Indirect Evidence for Substantial Damping of Low-mode Internal Tides in the Open Ocean
Indirect Evidence for Substantial Damping of Low-mode Internal Tides in the Open Ocean
Abstract:
A global high-resolution ocean circulation model forced by atmospheric fields and the M2 tidal constituent is used to explore plausible scenarios for the damping of low-mode internal tides. The plausibility of different damping scenarios is tested by comparing the modeled barotropic tides with TPXO8, a highly accurate satellite-altimetry-constrained tide model, and by comparing the modeled coherent baroclinic tide amplitudes against along-track altimetry.
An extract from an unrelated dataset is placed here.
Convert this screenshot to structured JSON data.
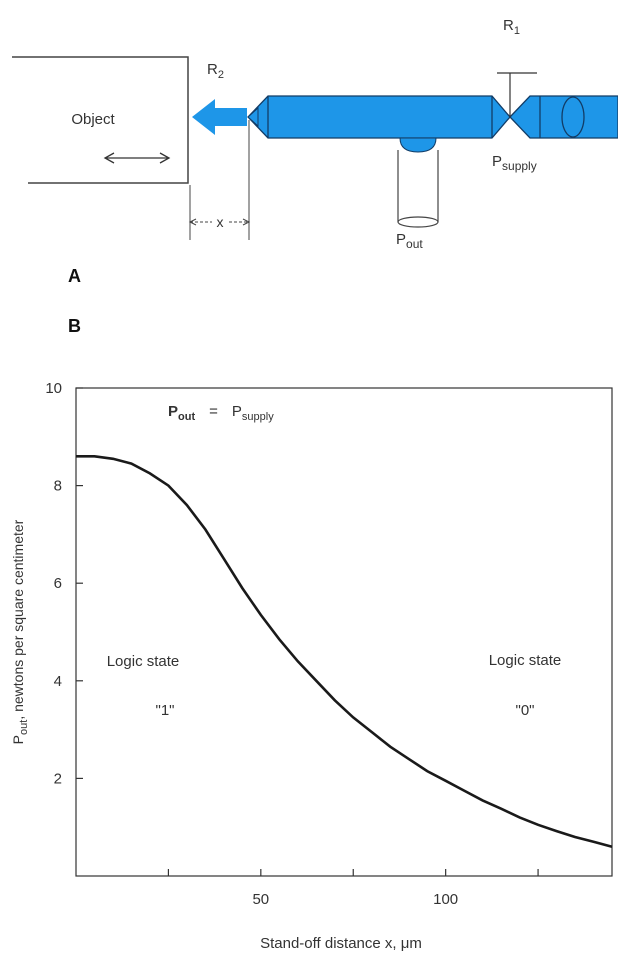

Five scenarios are tested: (1) a topographic internal wave drag, argued here to represent the breaking of unresolved high vertical modes, applied to the bottom flow (default configuration), (2) a wave drag applied to the barotropic flow, (3) absence of wave drag, (4) a substantial increase in quadratic bottom friction along the continental shelves (with wave drag turned off), and (5) application of wave drag to the barotropic flow at the same time that quadratic bottom friction is substantially increased along the shelves. Of the scenarios tested here, the default configuration (1) yields the most accurate tides. In all other scenarios (2–5), the lack of damping on open ocean baroclinic motions yields baroclinic tides that are too energetic and travel too far from their sources, despite the presence of a vigorous mesoscale eddy field which can scatter and decohere internal tides in the model. The barotropic tides are also less accurate in the absence of an open ocean damping on barotropic motions, that is, in scenarios (3) and (4). The results presented here suggest that low-mode internal tides experience substantial damping in the open ocean.